There are still players who deserve actual playing time. Foye Oluokun and Deadrin Senat both showed potential last season. Campbell keeps getting playing time over Oluokun, and it doesn’t make sense. Not being able to find a place for Senat is another personnel issue that should be addressed. While Tyeler Davison is having a solid season, it would be preposterous to not play a promising defensive tackle for the entire season. Both players should receive a greater opportunity to try to establish themselves as long-term staples of a rebuilding front seven.

Matt Schaub can still play football

Most people, including myself, didn’t think Schaub should still be in the league. The long-time Falcon looked uneasy at times during preseason. There were calls for him to be replaced, particularly after the Hall of Fame game. Relying on him to start against one of the better teams in the league seemed like a nightmare waiting to happen. Despite not starting an NFL game since 2015, Schaub played relatively well and showed impressive composure. His arm strength and accuracy looked much better than it did in the preseason. Although Schaub had one bad interception and nearly threw another one to Akeem King, his decision making was much better than anyone could have anticipated.

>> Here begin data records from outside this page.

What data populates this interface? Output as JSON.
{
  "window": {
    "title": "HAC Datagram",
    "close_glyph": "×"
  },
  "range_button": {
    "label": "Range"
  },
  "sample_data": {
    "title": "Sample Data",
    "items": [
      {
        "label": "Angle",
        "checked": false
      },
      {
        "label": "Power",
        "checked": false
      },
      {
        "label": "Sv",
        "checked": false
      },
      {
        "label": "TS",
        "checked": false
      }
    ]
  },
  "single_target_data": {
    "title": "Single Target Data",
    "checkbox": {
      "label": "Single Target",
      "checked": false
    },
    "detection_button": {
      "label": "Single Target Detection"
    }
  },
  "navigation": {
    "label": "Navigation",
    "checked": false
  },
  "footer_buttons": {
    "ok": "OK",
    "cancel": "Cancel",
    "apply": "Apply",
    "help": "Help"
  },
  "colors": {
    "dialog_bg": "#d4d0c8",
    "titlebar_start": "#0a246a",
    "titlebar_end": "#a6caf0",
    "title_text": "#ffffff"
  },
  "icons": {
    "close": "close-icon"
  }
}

Dirk Koetter put together a play-action-heavy game plan to give Schaub easier looks. Given Schaub’s limitations, he couldn’t run his normal vertical-oriented passing attack. A more condensed version with play fakes proved to be beneficial. Schaub immediately built a strong rapport with Julio Jones. There were even moments where Schaub looked like he turned back the clock and hit Andre Johnson on perfectly thrown darts. For all the jokes, he put on a commendable performance in difficult circumstances.

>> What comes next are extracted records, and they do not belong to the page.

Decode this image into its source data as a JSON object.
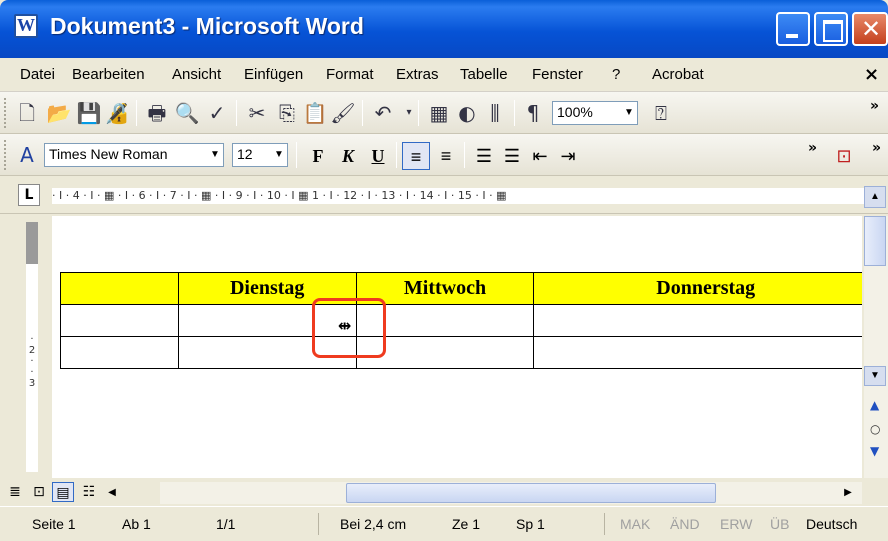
{
  "window": {
    "title": "Dokument3 - Microsoft Word"
  },
  "menu": {
    "items": [
      "Datei",
      "Bearbeiten",
      "Ansicht",
      "Einfügen",
      "Format",
      "Extras",
      "Tabelle",
      "Fenster",
      "?",
      "Acrobat"
    ],
    "close": "×"
  },
  "toolbar": {
    "zoom": "100%"
  },
  "formatting": {
    "font": "Times New Roman",
    "size": "12",
    "bold": "F",
    "italic": "K",
    "underline": "U"
  },
  "ruler": {
    "text": "· I · 4 · I ·  ▦  · I · 6 · I · 7 · I · ▦ · I · 9 · I · 10 · I ▦ 1 · I · 12 · I · 13 · I · 14 · I · 15 · I · ▦"
  },
  "table": {
    "headers": [
      "",
      "Dienstag",
      "Mittwoch",
      "Donnerstag"
    ]
  },
  "status": {
    "page": "Seite 1",
    "section": "Ab 1",
    "pages": "1/1",
    "position": "Bei 2,4 cm",
    "line": "Ze 1",
    "column": "Sp 1",
    "mak": "MAK",
    "aend": "ÄND",
    "erw": "ERW",
    "ueb": "ÜB",
    "language": "Deutsch"
  },
  "icons": [
    "new-icon",
    "open-icon",
    "save-icon",
    "permission-icon",
    "print-icon",
    "print-preview-icon",
    "spelling-icon",
    "cut-icon",
    "copy-icon",
    "paste-icon",
    "format-painter-icon",
    "undo-icon",
    "table-icon",
    "drawing-icon",
    "columns-icon",
    "pilcrow-icon",
    "help-icon"
  ]
}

Lack of communication and organization remains

One of the biggest issues surrounding the Falcons’ defense comes from their inability to communicate and position themselves. Players are constantly moving around before the snap unsure of their positioning or assignment. For as great as Ricardo Allen is, he can only do so much on a defense filled with unproven and underachieving talent. He can also only do so much within a basic scheme that the league has essentially figured out. Poor communication and organization usually result in wide open plays being created. It’s been a recurring theme for the Falcons all season. That was evident once again yesterday.

D.K. Metcalf caught two touchdown passes in the red zone. He couldn’t have been more open on both touchdowns. To allow two wide open touchdowns in the red zone illustrates how dysfunctional your defense is. On the first touchdown, Quinn’s defense wasn’t even set. Damontae Kazee was running to get in position, as Campbell passed off Metcalf. Kazee didn’t know his assignment in the process of trying to cover Lockett. The other touchdown showcased their inability to cover crossing patterns. How they’re unable to pass off properly and adjust to standard play concepts is one of the numerous things that makes the Falcons defense one of the worst units in the league. It also represents how poorly coached they are.

Looking Ahead

A bye week is always needed, especially at this point of the season. For the Falcons, they desperately need a break and reassess themselves as a team. The week off will give Ryan time to recover from an ankle injury. It’ll allow the coaching staff to evaluate why the season has gone awry from the eight games they’ve played. Arthur Blank confirmed that Quinn won’t be fired during the bye week. That could change in November.

The Falcons also get extra time to prepare for their bitter rivals, who happen to be one of the best teams in the league. To start off a stretch of five divisional games in New Orleans is far from ideal. It does give them time to get their franchise quarterback healthy. That’s certainly one positive going up against a team that just got their franchise quarterback back. There aren’t many other reasons to be optimistic about their chances in New Orleans.

At this point, a week off from playing football is something the Falcons need to cherish.